Most often, and throughout most of the readings we have encountered within the Hebrew Bible and Torah specifically, difficulties like these have been explained by the collection of separate stories by separate authors. Remember the two separate and very different Creation stories found within Genesis? One might think that this same logic can be applied to the story of Job. As Brettler discusses, though, this is mostly likely not the case. He provides that the Book of Job is split into two separate parts, prose and poetry. The prose sections serve as bookends to the interior section of poetry, almost as if an introduction and conclusion. Although these two distinct parts differ in both style and content, one can argue that because they are both closely related to each other, that neither portion is complete without the other. Apart from the very specific example he supplies, it is very easy to understand this given the fact that the end often refers and concludes much of what had been investigated in the mid-section.
Most often grouped with the other “wisdom” writings due to many mentions of wisdom throughout the story, Job is still quite different. Because of this, critics and scholars alike have debated the actual time that Job was conceived. In regard to the later, one major detail lends itself in favor of such an assumption. In verse 16 of Chapter 42, within the last section of the text, the author states that Job lived to be 140 years of age before his death. This means, he is the oldest person to have ever lived outside of Genesis, even surpassing the lengthy 120 years of Moses’ existence. The structure of the entire story is also extremely similar to many of the stories found within the Torah. For example, the classic reprise at the end of a person’s life stating the age he died and relatively general information about the legacy of his life. Consider Joseph’s death, discussed in the very end of Genesis, among the many others throughout the book.
One possible explanation of these occurrences is the shear age of the text found in Job. It is often considered to be among the oldest of all of the texts found within the Bible. As investigated above, the structure and relatively autonomous details (no particular dealing with much of what has been mentioned before in previous books, for example) of the entire story suggest that this may be true.

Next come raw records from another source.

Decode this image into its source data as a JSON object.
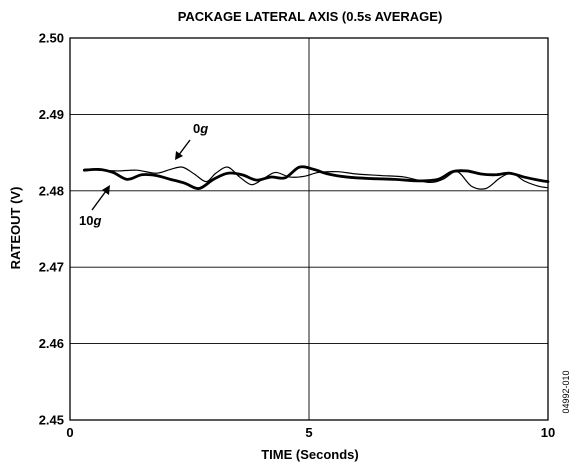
{
  "chart_data": {
    "type": "line",
    "title": "PACKAGE LATERAL AXIS (0.5s AVERAGE)",
    "xlabel": "TIME (Seconds)",
    "ylabel": "RATEOUT (V)",
    "xlim": [
      0,
      10
    ],
    "ylim": [
      2.45,
      2.5
    ],
    "x_ticks": [
      "0",
      "5",
      "10"
    ],
    "y_ticks": [
      "2.45",
      "2.46",
      "2.47",
      "2.48",
      "2.49",
      "2.50"
    ],
    "grid": true,
    "series": [
      {
        "name": "0g",
        "x": [
          0.3,
          0.6,
          1.0,
          1.4,
          1.8,
          2.1,
          2.35,
          2.6,
          2.85,
          3.05,
          3.3,
          3.55,
          3.8,
          4.05,
          4.3,
          4.6,
          4.9,
          5.2,
          5.6,
          6.0,
          6.5,
          7.0,
          7.5,
          7.8,
          8.1,
          8.4,
          8.7,
          9.0,
          9.25,
          9.5,
          9.8,
          10.0
        ],
        "y": [
          2.4828,
          2.4827,
          2.4826,
          2.4827,
          2.4823,
          2.4828,
          2.4831,
          2.4822,
          2.4812,
          2.4823,
          2.4831,
          2.4818,
          2.4808,
          2.4816,
          2.4824,
          2.4818,
          2.4819,
          2.4824,
          2.4825,
          2.4822,
          2.482,
          2.4818,
          2.4811,
          2.4815,
          2.4825,
          2.4806,
          2.4803,
          2.4817,
          2.4823,
          2.4813,
          2.4806,
          2.4804
        ]
      },
      {
        "name": "10g",
        "x": [
          0.3,
          0.6,
          0.9,
          1.2,
          1.5,
          1.8,
          2.1,
          2.4,
          2.7,
          3.0,
          3.3,
          3.6,
          3.9,
          4.2,
          4.5,
          4.8,
          5.1,
          5.4,
          5.8,
          6.3,
          6.8,
          7.3,
          7.7,
          8.0,
          8.3,
          8.6,
          8.9,
          9.2,
          9.5,
          9.8,
          10.0
        ],
        "y": [
          2.4827,
          2.4828,
          2.4824,
          2.4815,
          2.4821,
          2.482,
          2.4815,
          2.481,
          2.4803,
          2.4815,
          2.4823,
          2.4821,
          2.4814,
          2.4818,
          2.4817,
          2.4831,
          2.4828,
          2.4822,
          2.4818,
          2.4816,
          2.4815,
          2.4813,
          2.4815,
          2.4825,
          2.4826,
          2.4822,
          2.4821,
          2.4823,
          2.4818,
          2.4814,
          2.4812
        ]
      }
    ],
    "annotations": [
      {
        "num": "0",
        "unit": "g"
      },
      {
        "num": "10",
        "unit": "g"
      }
    ],
    "figure_code": "04992-010"
  }
}
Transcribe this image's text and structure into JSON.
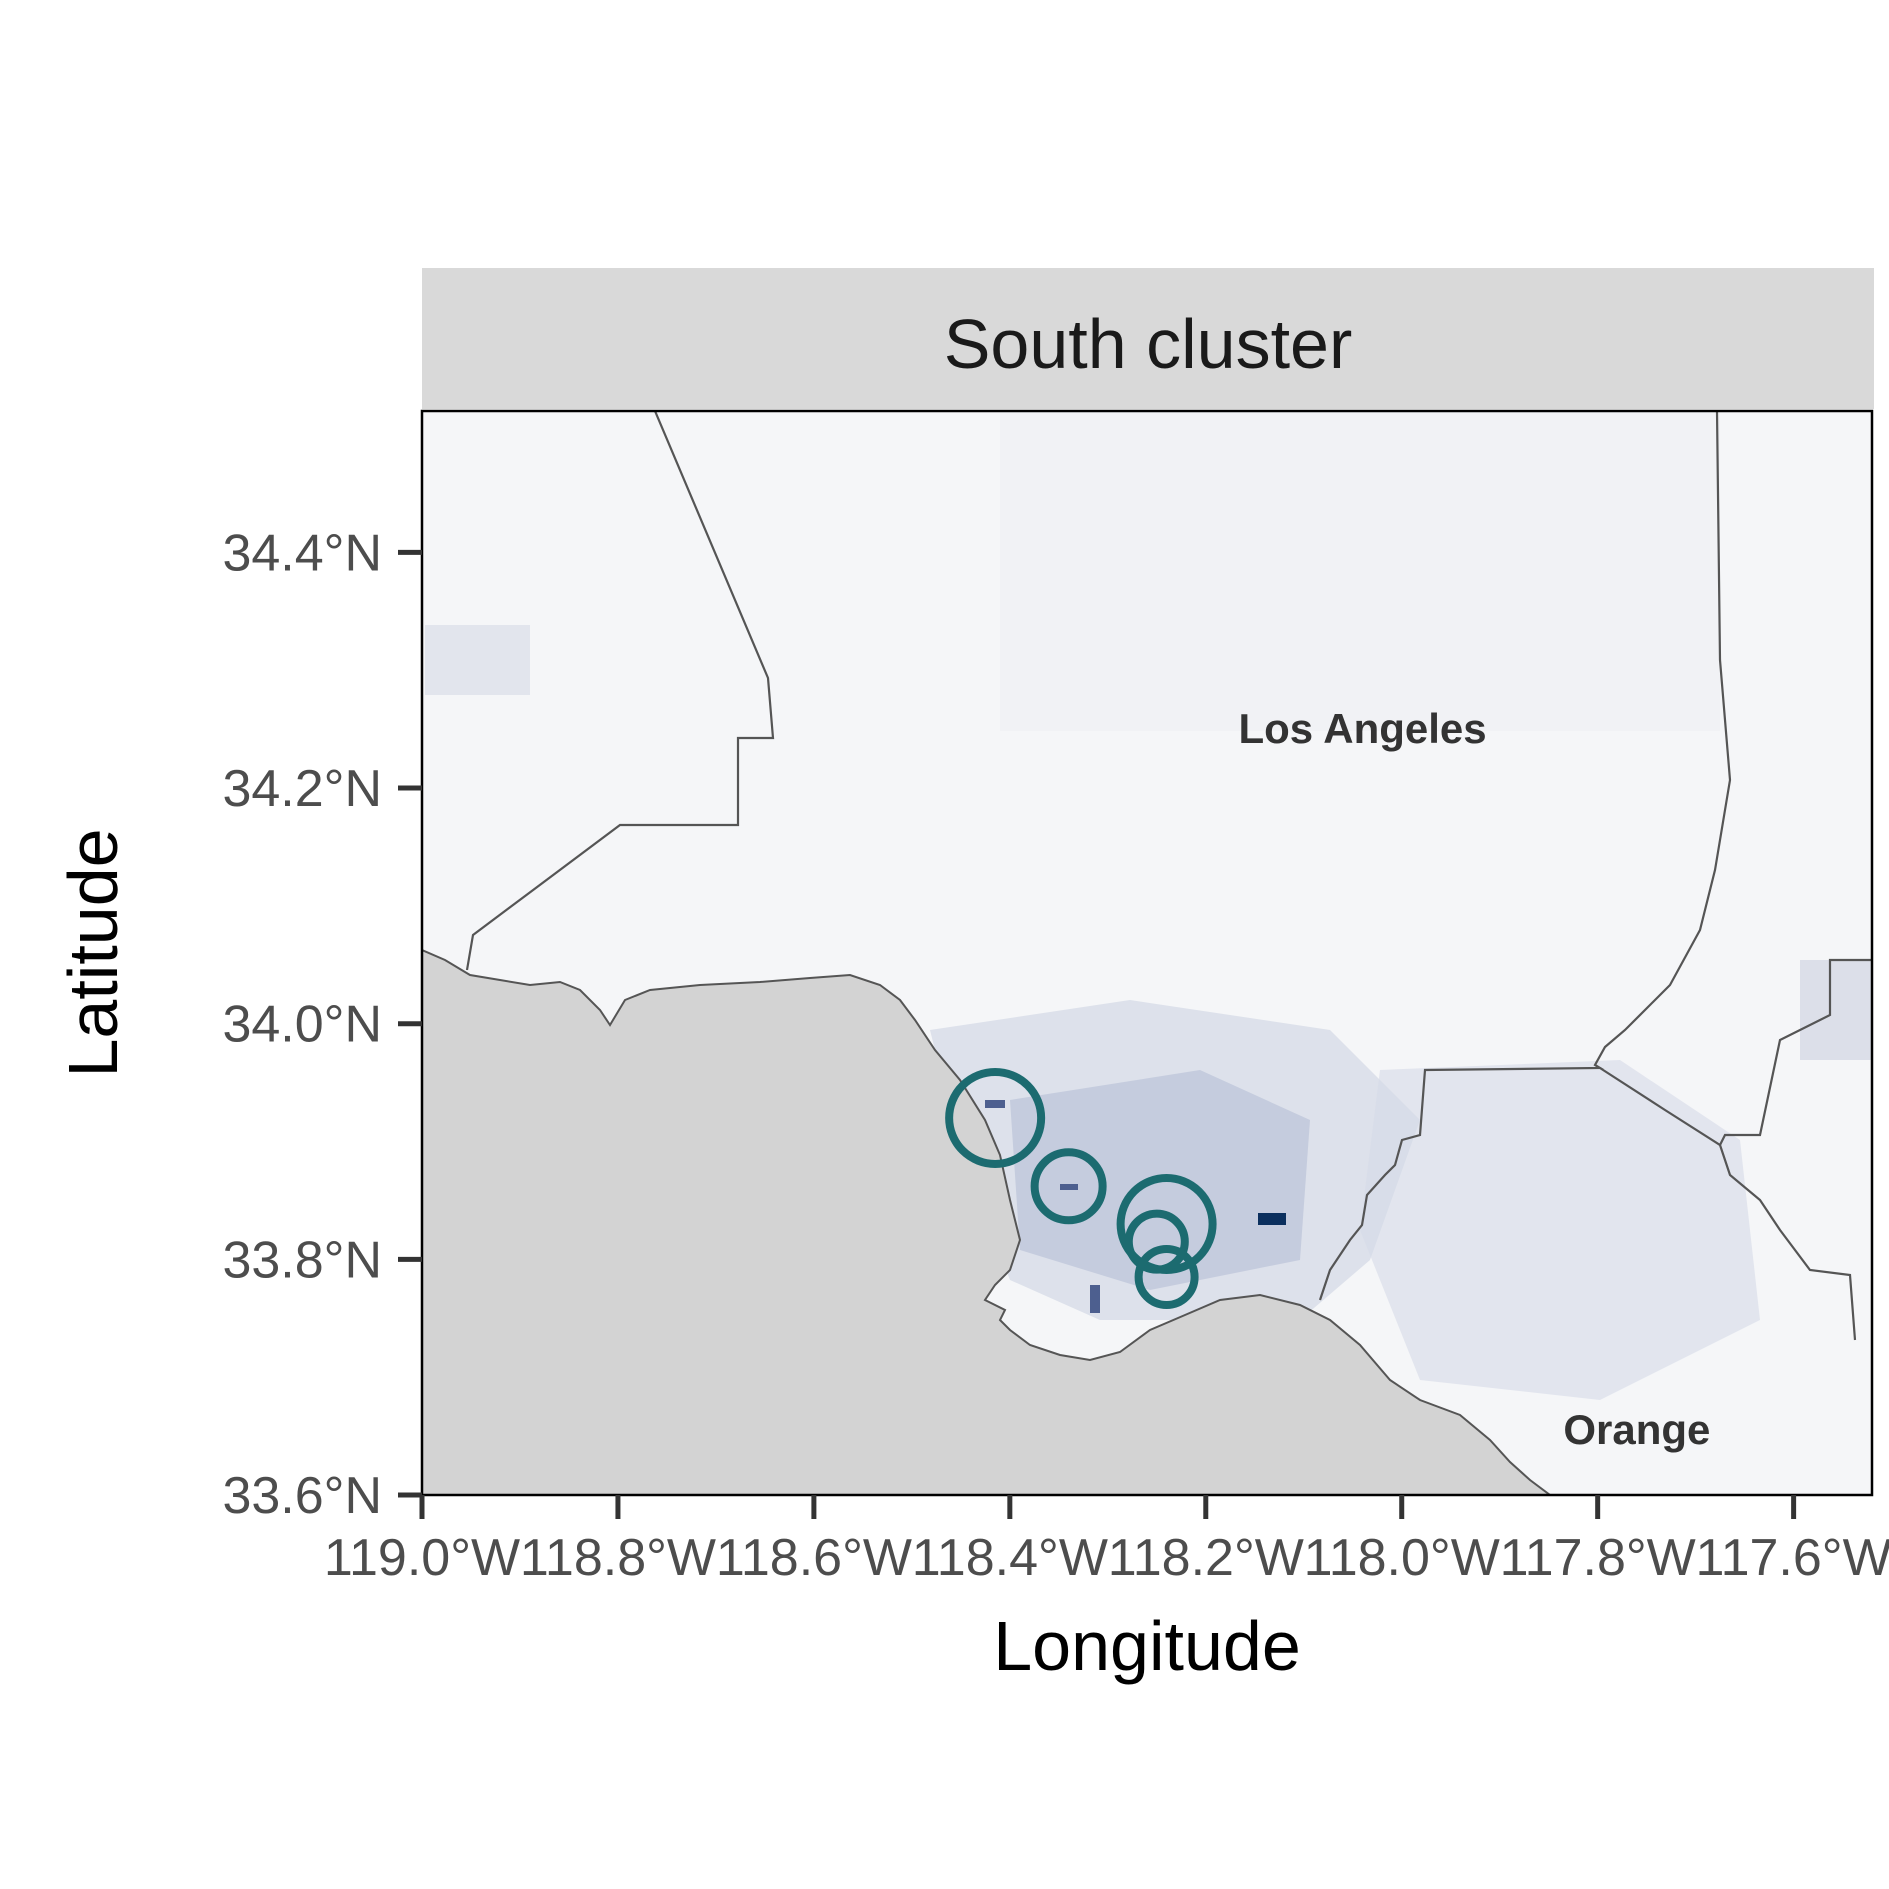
{
  "facet": {
    "title": "South cluster"
  },
  "axes": {
    "x_title": "Longitude",
    "y_title": "Latitude",
    "x_ticks": [
      "119.0°W",
      "118.8°W",
      "118.6°W",
      "118.4°W",
      "118.2°W",
      "118.0°W",
      "117.8°W",
      "117.6°W"
    ],
    "y_ticks": [
      "33.6°N",
      "33.8°N",
      "34.0°N",
      "34.2°N",
      "34.4°N"
    ],
    "x_range": [
      -119.0,
      -117.52
    ],
    "y_range": [
      33.6,
      34.52
    ]
  },
  "regions": [
    {
      "name": "Los Angeles",
      "lon": -118.04,
      "lat": 34.25
    },
    {
      "name": "Orange",
      "lon": -117.76,
      "lat": 33.655
    }
  ],
  "clusters": [
    {
      "lon": -118.415,
      "lat": 33.92,
      "size": "large"
    },
    {
      "lon": -118.34,
      "lat": 33.862,
      "size": "medium"
    },
    {
      "lon": -118.24,
      "lat": 33.83,
      "size": "large"
    },
    {
      "lon": -118.25,
      "lat": 33.815,
      "size": "small"
    },
    {
      "lon": -118.24,
      "lat": 33.785,
      "size": "small"
    }
  ],
  "colors": {
    "ocean": "#d3d3d3",
    "land": "#f4f5f7",
    "boundary": "#555555",
    "cluster_ring": "#1c6b70",
    "high_value": "#0b2f5e"
  }
}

If it were not for the fact that it does contain many similar issues that books like Proverbs and Ecclesiastes do, would it be placed somewhere else in the progression of stories as bible readers all know them?
As for the grammatical technicalities, Brettler pushes the term “hapax legomena”, Greek for “unique words”. That is “words without peer”, words that appear very rarely within the biblical text, which poses obvious translation problems. Because these words are only used one time, their meaning is very difficult to render and remains oblique. One example of this occurs in Isaiah 34:14, with the word “Lilith” (לילית), which is the only time the word is found. Likewise, an occurrence of this happens within the Book of Job on a greater magnitude. In the case of verse 6 of chapter 42, the Jewish Bible translates the verse as: “Therefore I recant and relent, /Being but dust and ashes.” However, the the New International Version translates it: “Therefore I despise myself, /and repent in dust and ashes.” Brettler states that while many of the very different translations make sense, this is still very problematic when trying to define the meaning of the words that Job states in this particular passage.

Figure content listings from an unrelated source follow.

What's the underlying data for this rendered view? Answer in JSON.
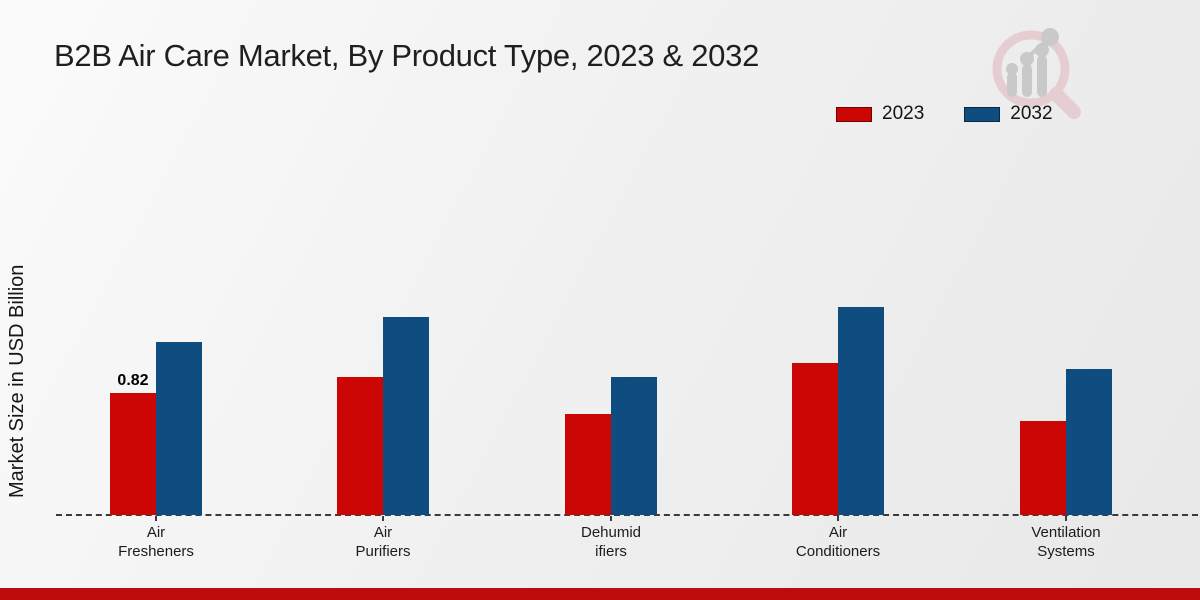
{
  "page_title": "B2B Air Care Market, By Product Type, 2023 & 2032",
  "chart_data": {
    "type": "bar",
    "title": "B2B Air Care Market, By Product Type, 2023 & 2032",
    "xlabel": "",
    "ylabel": "Market Size in USD Billion",
    "categories": [
      "Air Fresheners",
      "Air Purifiers",
      "Dehumidifiers",
      "Air Conditioners",
      "Ventilation Systems"
    ],
    "category_label_lines": [
      [
        "Air",
        "Fresheners"
      ],
      [
        "Air",
        "Purifiers"
      ],
      [
        "Dehumid",
        "ifiers"
      ],
      [
        "Air",
        "Conditioners"
      ],
      [
        "Ventilation",
        "Systems"
      ]
    ],
    "series": [
      {
        "name": "2023",
        "color": "#CC0505",
        "values": [
          0.82,
          0.93,
          0.68,
          1.02,
          0.63
        ]
      },
      {
        "name": "2032",
        "color": "#0F4C80",
        "values": [
          1.16,
          1.33,
          0.93,
          1.4,
          0.98
        ]
      }
    ],
    "annotations": [
      {
        "series": "2023",
        "category_index": 0,
        "text": "0.82"
      }
    ],
    "ylim": [
      0,
      1.6
    ],
    "grid": false,
    "y_axis_ticks_visible": false,
    "legend_position": "top-right",
    "baseline_style": "dashed"
  },
  "legend": {
    "items": [
      {
        "label": "2023",
        "color": "#CC0505"
      },
      {
        "label": "2032",
        "color": "#0F4C80"
      }
    ]
  },
  "colors": {
    "series_2023": "#CC0505",
    "series_2032": "#0F4C80",
    "footer_bar": "#C00B0D",
    "baseline": "#3B3B3B",
    "background": "#EFEFEF",
    "watermark_pink": "#E6CDD1",
    "watermark_gray": "#C9C9C9"
  },
  "watermark": {
    "name": "magnifier-bar-chart-logo"
  }
}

So my question for possible discussion, although minor, would be the positioning of the book of Job within the canon of books we have been studying all semester long. Is there enough evidence on either side for the book to be distinguished as one or the other? Would it make sense, given the major relevancies to modern culture (as we are slowly finding more and more about) and extremely important discussion to consider Job not just a member of the “writing and poetry” section, but of the other most important books in the Bible, such as Genesis and the stories within it?